Telling the Story Through Pictures
New Visual Storytelling helps writers and photographers think with their eyes
By
Colleen Fischer
OF THE SLUG! STAFF
A wounded bald eagle. Women riding llamas. A line of ballerinas.
Just hours after editors at the San Francisco Chronicle considered these and other images for the front page of the next day's newspaper, Kathleen Hennessy presents them to her Visual Storytelling class.
"Now you guys get to be editors," she says, arranging the students into groups of five and six and challenging them to choose photographs for the paper's section fronts.
Bickering over which pictures to select, and how much room each should get, the students shuffle the photographs. Occasional peals of laughter break out.
"Whoever shot this should be shot," one student jokes, looking at a dull portrait of two musicians.
Visual Storytelling, a new addition to the San Francisco State Journalism Department course offerings, is designed to bridge the gap between text and visuals in the curriculum. Each Wednesday night, 27 students meet to discuss the mysteries of image placement with Hennessy, a picture editor at the Chronicle for more than 15 years.
"Photographs are the first thing that the reader sees," she says in an interview. "Sometimes it's the only thing they look at."
Before the class existed, there was a "hole" in journalism students' education, says photojournalism professor Ken Kobre. He'd been trying for 10 years to get the department to offer the course so students could get "an appreciation for the other world - how pictures and type communicate."
Many other schools have a similar kind of course, often called "Visual Communications," Kobre says, and in some journalism programs the course is required. He hopes Visual Storytelling will become a required course at San Francisco State.
"People think that because they have eyes and they can see, they can choose a picture, crop it, and write about it," he says. "People have a lot to learn about picture selection."
Hennessy also addresses the importance of putting the right words with the right pictures. During a recent class session, students tried their hands at writing captions.
"There was quite a brouhaha when one paper decided to make the rule 'three mistakes in a caption and you're fired,' " Hennessy told her students. "That's how serious some people are about captions."
Hennessy encourages students to help one another and come up with their own answers. She and the students banter back and forth, creating more of a conversation than a lecture.
"They're very enthusiastic," she says.
Robert Hernandez, a 23-year-old journalism major, says the course teaches him how to crop pictures, a skill he gets to use in his job as an online editor for the San Francisco Examiner.

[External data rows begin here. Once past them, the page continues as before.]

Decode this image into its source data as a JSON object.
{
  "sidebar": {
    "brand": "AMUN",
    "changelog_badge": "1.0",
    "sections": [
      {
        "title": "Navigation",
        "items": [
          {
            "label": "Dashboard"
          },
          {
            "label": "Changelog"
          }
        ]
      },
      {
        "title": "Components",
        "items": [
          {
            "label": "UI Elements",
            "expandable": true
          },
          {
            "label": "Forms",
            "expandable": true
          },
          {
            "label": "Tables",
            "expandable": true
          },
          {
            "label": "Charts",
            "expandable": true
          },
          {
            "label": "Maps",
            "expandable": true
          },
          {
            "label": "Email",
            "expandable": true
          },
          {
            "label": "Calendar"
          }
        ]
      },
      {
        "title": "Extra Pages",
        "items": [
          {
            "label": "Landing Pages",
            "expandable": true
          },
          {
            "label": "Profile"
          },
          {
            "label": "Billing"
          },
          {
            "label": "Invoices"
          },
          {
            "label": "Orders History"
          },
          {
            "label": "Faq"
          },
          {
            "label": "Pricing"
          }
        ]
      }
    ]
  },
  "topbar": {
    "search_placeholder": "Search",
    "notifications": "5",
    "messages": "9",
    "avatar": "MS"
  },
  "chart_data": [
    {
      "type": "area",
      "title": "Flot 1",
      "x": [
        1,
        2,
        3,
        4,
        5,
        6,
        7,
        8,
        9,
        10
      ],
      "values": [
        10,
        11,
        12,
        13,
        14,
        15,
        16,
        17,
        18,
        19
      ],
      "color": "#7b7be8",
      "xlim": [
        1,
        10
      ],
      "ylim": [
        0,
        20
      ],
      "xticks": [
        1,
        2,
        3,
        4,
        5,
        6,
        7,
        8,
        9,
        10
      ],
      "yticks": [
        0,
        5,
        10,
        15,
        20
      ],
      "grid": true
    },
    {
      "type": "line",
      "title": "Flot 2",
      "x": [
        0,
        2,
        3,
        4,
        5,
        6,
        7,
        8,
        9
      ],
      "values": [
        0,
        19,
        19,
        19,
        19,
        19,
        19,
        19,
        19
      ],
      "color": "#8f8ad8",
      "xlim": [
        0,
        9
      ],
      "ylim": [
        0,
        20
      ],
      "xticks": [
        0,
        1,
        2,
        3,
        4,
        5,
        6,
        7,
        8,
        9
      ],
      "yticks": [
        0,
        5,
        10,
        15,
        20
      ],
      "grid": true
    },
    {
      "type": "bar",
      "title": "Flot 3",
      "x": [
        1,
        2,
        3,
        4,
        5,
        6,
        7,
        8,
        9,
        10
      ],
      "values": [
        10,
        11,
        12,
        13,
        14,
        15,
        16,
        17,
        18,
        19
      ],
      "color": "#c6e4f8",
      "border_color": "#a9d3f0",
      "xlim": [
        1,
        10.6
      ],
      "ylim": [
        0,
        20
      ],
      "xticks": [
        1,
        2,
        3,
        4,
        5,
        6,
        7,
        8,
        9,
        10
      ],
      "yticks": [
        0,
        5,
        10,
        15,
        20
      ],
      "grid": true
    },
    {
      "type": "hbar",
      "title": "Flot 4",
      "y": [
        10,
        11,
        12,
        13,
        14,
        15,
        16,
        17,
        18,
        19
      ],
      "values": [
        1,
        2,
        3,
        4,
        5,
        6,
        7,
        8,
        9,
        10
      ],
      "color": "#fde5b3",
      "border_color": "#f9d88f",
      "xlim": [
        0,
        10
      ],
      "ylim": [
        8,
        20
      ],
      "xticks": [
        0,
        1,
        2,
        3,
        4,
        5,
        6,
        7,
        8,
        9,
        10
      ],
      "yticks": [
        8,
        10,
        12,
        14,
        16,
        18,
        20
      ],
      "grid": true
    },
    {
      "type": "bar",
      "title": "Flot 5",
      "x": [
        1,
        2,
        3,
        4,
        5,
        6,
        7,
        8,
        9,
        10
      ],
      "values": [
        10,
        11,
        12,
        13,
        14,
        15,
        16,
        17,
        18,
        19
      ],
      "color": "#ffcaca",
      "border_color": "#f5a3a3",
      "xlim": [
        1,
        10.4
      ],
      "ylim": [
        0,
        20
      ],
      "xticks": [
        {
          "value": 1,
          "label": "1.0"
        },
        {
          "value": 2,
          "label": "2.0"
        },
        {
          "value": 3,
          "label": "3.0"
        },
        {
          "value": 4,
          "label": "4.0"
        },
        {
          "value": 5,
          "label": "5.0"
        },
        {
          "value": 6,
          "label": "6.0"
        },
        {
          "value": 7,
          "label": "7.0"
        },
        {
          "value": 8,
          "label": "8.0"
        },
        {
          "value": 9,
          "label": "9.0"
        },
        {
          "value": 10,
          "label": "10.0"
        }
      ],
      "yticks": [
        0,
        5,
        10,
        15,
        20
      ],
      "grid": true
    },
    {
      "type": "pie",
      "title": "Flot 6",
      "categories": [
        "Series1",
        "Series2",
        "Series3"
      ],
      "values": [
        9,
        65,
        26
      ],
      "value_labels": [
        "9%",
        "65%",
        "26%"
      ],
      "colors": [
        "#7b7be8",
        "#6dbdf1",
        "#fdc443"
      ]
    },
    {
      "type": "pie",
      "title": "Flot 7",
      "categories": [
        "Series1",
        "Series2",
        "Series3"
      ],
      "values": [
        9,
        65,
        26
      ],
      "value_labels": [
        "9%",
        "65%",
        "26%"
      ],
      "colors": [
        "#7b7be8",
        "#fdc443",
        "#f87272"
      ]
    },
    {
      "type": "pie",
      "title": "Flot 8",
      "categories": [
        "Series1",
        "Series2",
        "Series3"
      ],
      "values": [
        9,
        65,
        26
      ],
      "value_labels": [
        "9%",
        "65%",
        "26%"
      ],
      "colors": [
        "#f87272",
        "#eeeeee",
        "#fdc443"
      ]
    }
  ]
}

Students in class, he notes, often joke that photographers don't know how to write, and writers don't know anything about pictures.
"My girlfriend's a photographer, so I know her pain," he says.
The class is designed for writing students, but about two-thirds of the students are photojournalism majors, Hennessy says.
Photojournalism students say the class teaches them how to edit pictures, a skill other classes don't emphasize.
Valentin Mendoza, a 24-year-old photojournalism major, complains that the three-hour class is long, but Hennessy's experience and teaching style make her "a great resource."
"I think it's an important class," he says.
On the night she has her students play editors, Hennessy observes the selection process with an amused smile.
"You're gonna die when you see the paper tomorrow," she says.
Eventually, all the groups reject a picture of the pathetic-looking bald eagle, preferring images of the ballerinas, a demonstration and the women on llamaback. They're so curious to know what the Chronicle is going to run that they persuade Hennessy to call the newspaper and find out.
"They ran the bald eagle picture!" she says, after calling a colleague on a student's cell phone.
Groans.
In an interview later, Hennessy admits that she agreed with the students - the photo of the homely bald eagle didn't belong on the front page. But, she says, the experience taught the students a fundamental lesson: there is no right answer when it comes to picture editing.
And, as it turned out, the bald eagle photo got a great response from readers. "As editors, we have to sometimes listen to what readers have to say. This isn't just about what's newsworthy. People like to see something that's different or unusual."